Before Cassius X became Muhammad Ali, Malcolm saw something in the young boxer that no one else did. “Not many people know the quality of the mind he’s got in there,” he told writer George Plimpton in 1964. Like Malcolm, he was absolutely self-assured, proud, and defiant. He carried himself with boundless confidence, boldly professing his own greatness the way that Malcolm fearlessly denounced white America. Studying Clay’s interactions with reporters, the way he spellbound audiences with his performances, Malcolm realized that he could become something more than an athlete. As the heavyweight champion of the world, Clay possessed the kind of far-reaching cultural power that could unify black people. Recognizing Clay’s global fame, Malcolm exploited him, envisioning a new movement that fused together Clay’s world and his into one built around celebrity and politics.

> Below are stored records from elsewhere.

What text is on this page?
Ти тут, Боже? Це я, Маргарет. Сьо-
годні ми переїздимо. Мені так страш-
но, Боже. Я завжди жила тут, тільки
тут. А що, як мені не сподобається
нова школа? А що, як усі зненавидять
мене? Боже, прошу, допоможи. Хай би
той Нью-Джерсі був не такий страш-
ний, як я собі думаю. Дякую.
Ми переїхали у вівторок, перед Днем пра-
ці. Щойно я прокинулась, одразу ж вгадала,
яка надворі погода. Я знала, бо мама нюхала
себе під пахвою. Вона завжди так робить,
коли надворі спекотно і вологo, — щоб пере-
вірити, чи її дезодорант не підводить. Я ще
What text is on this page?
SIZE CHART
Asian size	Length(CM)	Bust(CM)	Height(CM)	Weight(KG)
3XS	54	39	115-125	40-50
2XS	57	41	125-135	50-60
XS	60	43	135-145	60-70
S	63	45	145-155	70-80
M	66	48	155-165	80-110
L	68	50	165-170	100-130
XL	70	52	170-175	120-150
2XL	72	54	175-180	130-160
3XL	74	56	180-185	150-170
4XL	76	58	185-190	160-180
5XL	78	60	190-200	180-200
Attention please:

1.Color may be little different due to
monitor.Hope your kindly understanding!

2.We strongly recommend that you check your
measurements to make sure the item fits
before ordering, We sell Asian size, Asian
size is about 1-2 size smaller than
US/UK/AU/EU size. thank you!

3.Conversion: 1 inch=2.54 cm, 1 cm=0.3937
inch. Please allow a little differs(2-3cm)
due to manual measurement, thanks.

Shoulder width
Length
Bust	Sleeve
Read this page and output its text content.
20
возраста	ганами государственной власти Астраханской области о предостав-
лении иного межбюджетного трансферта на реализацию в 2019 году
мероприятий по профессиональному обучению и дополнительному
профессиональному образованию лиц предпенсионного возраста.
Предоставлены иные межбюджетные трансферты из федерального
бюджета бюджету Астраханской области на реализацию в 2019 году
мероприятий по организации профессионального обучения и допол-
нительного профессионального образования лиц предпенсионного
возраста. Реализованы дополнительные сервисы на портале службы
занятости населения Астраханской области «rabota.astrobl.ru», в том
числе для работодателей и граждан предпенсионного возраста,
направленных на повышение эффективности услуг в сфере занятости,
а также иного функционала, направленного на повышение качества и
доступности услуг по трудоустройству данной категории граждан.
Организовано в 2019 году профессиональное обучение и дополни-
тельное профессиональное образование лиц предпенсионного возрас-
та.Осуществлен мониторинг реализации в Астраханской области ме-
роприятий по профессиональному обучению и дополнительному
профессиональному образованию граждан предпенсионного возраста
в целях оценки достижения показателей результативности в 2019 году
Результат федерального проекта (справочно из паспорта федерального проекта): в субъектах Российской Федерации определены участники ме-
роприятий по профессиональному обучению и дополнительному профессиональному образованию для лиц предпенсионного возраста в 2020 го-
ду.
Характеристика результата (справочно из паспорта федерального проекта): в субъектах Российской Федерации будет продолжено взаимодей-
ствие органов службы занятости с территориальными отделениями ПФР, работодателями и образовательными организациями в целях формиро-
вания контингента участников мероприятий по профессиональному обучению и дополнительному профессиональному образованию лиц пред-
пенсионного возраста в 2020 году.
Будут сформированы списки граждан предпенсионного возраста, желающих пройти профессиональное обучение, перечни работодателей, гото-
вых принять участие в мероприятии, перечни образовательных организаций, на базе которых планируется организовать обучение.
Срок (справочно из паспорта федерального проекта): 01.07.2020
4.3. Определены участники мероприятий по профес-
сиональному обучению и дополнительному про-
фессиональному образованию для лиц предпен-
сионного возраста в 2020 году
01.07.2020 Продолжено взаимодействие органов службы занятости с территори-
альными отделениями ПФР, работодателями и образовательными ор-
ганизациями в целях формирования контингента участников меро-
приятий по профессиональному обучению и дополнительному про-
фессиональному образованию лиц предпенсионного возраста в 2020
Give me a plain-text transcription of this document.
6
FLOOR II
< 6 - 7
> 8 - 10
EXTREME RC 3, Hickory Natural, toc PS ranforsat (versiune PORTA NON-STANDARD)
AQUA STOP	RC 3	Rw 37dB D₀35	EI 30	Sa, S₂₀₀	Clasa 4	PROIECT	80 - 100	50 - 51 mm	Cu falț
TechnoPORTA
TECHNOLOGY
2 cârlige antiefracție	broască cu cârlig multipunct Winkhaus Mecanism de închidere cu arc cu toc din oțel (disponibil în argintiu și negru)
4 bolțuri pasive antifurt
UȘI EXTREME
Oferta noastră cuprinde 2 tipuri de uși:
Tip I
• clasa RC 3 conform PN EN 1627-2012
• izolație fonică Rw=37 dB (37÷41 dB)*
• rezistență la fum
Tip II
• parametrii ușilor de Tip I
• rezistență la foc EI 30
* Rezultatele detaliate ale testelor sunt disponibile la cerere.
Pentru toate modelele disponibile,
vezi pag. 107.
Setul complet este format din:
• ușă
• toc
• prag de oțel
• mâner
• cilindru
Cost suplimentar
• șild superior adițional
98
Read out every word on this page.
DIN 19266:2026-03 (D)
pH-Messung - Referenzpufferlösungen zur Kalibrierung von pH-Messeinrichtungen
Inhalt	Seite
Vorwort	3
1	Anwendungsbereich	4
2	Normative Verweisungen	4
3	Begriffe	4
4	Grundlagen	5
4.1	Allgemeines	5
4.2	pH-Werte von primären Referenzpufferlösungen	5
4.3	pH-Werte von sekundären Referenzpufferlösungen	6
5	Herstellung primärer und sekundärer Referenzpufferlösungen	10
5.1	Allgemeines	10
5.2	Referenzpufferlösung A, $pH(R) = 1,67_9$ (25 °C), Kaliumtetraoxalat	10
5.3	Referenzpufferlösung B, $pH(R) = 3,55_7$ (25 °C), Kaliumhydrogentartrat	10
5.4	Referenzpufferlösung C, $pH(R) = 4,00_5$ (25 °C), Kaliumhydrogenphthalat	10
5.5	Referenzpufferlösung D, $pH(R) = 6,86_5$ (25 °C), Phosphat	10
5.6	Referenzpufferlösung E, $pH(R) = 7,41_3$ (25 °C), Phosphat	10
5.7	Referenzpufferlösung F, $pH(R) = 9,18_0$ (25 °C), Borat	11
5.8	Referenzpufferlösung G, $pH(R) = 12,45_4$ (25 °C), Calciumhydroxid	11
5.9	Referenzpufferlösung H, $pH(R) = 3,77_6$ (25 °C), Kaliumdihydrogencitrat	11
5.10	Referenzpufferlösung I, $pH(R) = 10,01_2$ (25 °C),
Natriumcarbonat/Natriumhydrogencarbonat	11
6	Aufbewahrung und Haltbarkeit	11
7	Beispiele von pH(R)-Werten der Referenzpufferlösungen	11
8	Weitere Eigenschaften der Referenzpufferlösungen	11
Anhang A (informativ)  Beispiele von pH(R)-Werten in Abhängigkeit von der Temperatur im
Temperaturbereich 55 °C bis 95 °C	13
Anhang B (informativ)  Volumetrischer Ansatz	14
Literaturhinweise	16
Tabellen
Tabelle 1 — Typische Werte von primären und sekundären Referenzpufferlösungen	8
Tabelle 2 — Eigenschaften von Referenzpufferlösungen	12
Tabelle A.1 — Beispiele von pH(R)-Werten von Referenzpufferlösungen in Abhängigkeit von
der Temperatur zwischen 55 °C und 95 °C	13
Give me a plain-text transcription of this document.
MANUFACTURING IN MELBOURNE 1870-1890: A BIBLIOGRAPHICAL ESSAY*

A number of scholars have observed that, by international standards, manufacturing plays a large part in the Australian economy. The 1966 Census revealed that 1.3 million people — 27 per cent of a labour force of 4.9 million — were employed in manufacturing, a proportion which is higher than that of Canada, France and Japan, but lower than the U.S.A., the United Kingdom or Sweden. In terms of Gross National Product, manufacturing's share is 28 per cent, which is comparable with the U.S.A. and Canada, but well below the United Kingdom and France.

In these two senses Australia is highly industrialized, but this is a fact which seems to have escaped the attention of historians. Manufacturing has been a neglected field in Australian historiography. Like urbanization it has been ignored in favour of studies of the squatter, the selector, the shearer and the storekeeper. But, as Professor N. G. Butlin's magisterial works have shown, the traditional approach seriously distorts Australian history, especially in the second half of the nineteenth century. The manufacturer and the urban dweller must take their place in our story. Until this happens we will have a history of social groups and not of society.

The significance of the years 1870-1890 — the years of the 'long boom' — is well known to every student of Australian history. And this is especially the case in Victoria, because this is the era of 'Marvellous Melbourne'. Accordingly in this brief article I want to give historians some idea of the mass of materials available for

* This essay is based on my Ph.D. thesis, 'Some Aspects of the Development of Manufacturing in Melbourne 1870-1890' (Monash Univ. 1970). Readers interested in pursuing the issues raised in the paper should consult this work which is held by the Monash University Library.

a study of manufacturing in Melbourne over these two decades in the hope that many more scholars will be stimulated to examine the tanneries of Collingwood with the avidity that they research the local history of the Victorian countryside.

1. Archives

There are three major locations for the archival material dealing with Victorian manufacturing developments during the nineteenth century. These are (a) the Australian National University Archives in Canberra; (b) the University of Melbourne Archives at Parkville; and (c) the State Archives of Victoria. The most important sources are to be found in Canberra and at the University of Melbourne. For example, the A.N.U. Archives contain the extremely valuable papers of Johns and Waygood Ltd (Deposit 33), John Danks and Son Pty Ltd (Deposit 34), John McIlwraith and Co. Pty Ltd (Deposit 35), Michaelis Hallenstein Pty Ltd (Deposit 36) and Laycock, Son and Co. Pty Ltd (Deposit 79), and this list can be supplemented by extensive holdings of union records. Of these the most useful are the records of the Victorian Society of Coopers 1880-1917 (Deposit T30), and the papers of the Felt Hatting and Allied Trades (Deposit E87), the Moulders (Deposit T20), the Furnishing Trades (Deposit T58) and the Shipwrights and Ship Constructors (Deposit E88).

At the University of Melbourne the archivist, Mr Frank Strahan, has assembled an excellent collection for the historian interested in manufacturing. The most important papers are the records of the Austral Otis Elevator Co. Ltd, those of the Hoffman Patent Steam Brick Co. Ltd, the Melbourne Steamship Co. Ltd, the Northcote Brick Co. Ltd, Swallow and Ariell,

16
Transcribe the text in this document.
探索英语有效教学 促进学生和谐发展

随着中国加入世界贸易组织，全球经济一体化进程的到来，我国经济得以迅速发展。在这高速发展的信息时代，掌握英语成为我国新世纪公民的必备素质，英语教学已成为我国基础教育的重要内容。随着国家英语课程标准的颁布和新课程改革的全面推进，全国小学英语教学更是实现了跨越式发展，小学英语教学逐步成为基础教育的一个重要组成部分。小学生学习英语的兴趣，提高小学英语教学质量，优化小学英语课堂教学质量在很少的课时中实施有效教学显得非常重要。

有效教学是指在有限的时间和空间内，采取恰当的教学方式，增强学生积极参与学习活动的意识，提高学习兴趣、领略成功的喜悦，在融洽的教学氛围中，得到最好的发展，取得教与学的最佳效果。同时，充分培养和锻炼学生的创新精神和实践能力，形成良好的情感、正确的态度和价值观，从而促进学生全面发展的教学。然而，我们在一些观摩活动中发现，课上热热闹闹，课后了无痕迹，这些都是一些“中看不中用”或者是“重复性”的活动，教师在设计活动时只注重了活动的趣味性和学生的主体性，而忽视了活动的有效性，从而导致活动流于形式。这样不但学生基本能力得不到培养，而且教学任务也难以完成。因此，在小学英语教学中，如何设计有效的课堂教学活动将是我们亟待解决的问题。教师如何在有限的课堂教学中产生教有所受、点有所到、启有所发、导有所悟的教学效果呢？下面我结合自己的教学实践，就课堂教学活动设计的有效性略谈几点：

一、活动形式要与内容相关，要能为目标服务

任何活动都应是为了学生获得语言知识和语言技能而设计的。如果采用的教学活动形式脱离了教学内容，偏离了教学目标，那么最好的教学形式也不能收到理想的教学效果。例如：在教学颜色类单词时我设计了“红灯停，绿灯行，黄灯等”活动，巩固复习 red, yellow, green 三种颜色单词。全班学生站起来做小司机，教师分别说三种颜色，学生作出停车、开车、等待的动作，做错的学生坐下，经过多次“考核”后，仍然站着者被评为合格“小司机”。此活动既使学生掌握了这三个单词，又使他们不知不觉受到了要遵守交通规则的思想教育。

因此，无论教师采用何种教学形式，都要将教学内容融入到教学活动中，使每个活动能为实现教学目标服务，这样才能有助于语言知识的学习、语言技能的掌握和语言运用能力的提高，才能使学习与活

A MYTH HAS ENSHROUDED the encounters between Malcolm X and Muhammad Ali. The stories are told and retold, fashioned in ways that obscure the reality. An anecdote here, a quote there, and before you know it a fabricated “truth” has emerged. Drawing on a few unsubstantiated observations by writer Alex Haley and a couple of self-serving comments by Malcolm X and Muhammad Ali, historians and biographers have manufactured a convenient morality play involving two men who came together, formed a deep relationship, and then suddenly and dramatically broke apart. End of story. It was almost as if the two larger-than-life figures were planets, swinging close to each other in their orbits and then moving apart on separate paths.
But it was never that simple. Although their respective biographers have neglected to show that Ali and Malcolm were much more important to one another than previously acknowledged, we have uncovered and interpreted previously unexamined documents that reveal the personal and political dynamics between them. The complex friendship between Malcolm and Ali is interred in a labyrinthine jungle of sources—the private papers of Malcolm X, Alex Haley, and others; FBI files and surveillance reports; State Department records; archived news footage and television programs; long-unexamined interview transcripts; new interviews with people who knew Ali and Malcolm intimately; the daily press; and a variety of other published and unpublished materials.
Investigating their relationship, we have reconstructed the lives and movements of Ali and Malcolm, focusing especially on the period from the time they met in June 1962 through February 1965. Plotting their daily activities provided a key to deciphering redacted FBI files, revealing the events and conversations recorded in the Bureau’s records in a new light. Using these unique sources, we tracked their movements and, in the process, discovered how historians and biographers have misread the complicated relationship between them.